Llewellyn nods, relieved. “I’m glad, then.”
“If you needed me, in a professional capacity… it wouldn’t be strange. If I lose your inspector’s custom, he wouldn’t need to know, if I gained yours.”
“Ah… well, I had been… experimenting, with vegetarianism. And, largely, of late, I--” He swallows, sets his jaw. “I find it makes it… easier. To keep kosher.”
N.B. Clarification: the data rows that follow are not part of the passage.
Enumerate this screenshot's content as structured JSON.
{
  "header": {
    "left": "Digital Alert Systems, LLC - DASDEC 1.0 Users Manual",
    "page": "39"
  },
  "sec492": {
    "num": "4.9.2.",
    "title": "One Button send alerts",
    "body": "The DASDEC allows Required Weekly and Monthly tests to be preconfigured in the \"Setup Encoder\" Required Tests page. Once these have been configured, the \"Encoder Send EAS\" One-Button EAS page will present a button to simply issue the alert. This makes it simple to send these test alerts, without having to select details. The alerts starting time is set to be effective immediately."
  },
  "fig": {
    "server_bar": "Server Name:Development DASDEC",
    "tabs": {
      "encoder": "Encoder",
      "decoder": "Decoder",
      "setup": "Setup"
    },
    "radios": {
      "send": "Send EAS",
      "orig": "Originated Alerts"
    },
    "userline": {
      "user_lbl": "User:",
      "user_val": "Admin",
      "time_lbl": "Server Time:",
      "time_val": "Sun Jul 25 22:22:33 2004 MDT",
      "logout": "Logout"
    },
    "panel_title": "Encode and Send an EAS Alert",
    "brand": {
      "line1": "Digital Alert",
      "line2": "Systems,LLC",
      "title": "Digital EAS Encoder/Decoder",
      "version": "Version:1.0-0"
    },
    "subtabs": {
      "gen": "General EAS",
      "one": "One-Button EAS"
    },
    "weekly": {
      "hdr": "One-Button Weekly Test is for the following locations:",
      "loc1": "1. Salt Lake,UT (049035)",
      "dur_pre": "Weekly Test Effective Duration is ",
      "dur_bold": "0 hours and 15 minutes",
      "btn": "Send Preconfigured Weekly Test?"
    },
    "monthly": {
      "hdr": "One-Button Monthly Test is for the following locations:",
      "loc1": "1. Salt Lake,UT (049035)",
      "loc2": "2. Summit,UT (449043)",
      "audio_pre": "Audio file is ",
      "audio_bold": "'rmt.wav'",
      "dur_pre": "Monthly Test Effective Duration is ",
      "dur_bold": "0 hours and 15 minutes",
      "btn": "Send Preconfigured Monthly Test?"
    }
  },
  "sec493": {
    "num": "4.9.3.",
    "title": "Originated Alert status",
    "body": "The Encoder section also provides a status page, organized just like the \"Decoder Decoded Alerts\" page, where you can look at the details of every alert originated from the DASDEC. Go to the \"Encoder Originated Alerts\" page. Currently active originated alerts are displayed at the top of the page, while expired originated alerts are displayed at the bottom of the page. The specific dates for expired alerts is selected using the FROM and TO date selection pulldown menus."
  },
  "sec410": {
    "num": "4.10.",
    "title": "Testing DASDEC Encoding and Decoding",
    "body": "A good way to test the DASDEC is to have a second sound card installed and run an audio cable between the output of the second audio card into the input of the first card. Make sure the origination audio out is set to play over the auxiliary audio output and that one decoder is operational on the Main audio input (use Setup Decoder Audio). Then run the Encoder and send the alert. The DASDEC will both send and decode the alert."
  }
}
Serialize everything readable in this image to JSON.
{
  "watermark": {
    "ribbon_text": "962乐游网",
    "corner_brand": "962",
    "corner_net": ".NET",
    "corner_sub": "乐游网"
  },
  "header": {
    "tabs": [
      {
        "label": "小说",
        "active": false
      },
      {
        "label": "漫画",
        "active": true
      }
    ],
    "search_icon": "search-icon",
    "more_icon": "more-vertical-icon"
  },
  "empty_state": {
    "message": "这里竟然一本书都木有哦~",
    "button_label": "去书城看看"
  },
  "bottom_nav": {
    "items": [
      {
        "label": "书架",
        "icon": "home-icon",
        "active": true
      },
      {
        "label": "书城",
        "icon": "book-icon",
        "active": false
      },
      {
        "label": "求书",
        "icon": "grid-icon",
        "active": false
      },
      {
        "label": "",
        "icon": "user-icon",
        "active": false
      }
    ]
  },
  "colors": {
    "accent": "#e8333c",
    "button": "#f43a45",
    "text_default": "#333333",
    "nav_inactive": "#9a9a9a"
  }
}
This is the moment, where he expects he might see some coldness, some shuttering. He has had enough occasion to see it in the short time since discovering his roots. And yet, there is none. And if they did talk again, somewhere down the line, he could say that, having not been raised in the faith, he’s decided he doesn’t need to keep kosher. His trouble with meat was with the industry and not the morals nor the enjoyment, there really is nothing keeping him from going back, were it to someone he trusted. But he’d needed to know that he could say… that it wouldn’t matter.
“So you would have very little need of me, professionally, I imagine.” Jack nods.
“It’s… all somewhat recent, for me, so… who’s to say? I may yet decide neither diet suits. But-- if I didn’t come to see you, at your business, that’s why. I’m sorry. It… would have been easy.”
“It would never have been easy.” Jack shakes his head. “But it would have been agreeable.”
“Yes.”
He walks him to the door. Not much of a walk, and he hesitates a moment before he turns the knob.
“I would rather not list my own bad points. I have them… And after tonight, you and I have no real business together, and it would be unwise-- But I would rather… Please remember me by my good ones, if you have no other excuse to talk to me. Or discover my bad ones in time. The choice is yours.” And he opens the door.
“Whether or not you list me your bad points, I would remember your better ones.” Llewellyn swings around to lean beside the doorframe just a moment. “You didn’t have to come back for me.”
“Oh, I disagree.” Jack smiles, and with Jack on the one side of his door and Llewellyn on the other, he holds out his hand.
They both glance along the corridor. No other doors open, and yet the fact they could hangs heavy. Llewellyn takes his hand… but he thinks he might have taken it more softly, if there were no neighbors. He might have turned it in his, and lingered over the pattern of calluses of his trade.
“Thank you again for coming by, Detective Watts.” Jack says-- another door opens, before Llewellyn can protest any formality.
“Well… I should thank you, again, for your assistance. And my apologies, for… your being mixed up in the unpleasantness.” And the neighbor is hovering to eavesdrop, he has to release Jack’s hand sooner than he would like, has to lose the warmth of it, the firm grip… “Er-- regards. I mean-- yes. Dreadful mess. But! The killer is off the streets, thanks in part to you, and the constabulary should be grateful.”
“Oh, my!” The neighbor takes the mention of a killer for an invitation to join them rather than merely lingering around her own front door. “Mister Walker, whatever did you stumble into!”
“Delivery.” He doesn’t miss a beat, though the lie is stiff at first. “I had made a large delivery, for a party. When I went to settle, I… I discovered the host.”
“Mm. Poor fellow.” Llewellyn nods. “Mister Walker was mistakenly named a person of interest, but thanks to his… keen eye, we were soon enough put onto the right path with it. And I just wanted to offer some-- well, thanks and apologies and… reassurance, that the matter is entirely settled, I hope with no further cause for worry.”
“And if I can ever be of help again, Detective.” Jack gives him a smile. He has a certain way of smiling. It is… tight, but not cold. Contained. That, he thinks he understands. Warm. That… he’s not sure.
“I’ll know where to find you.” He tips his hat, turns and heads off, isn’t sure if he’s walking too fast or not fast enough, but suddenly it’s hard to breathe. It's a long time before it gets any easier.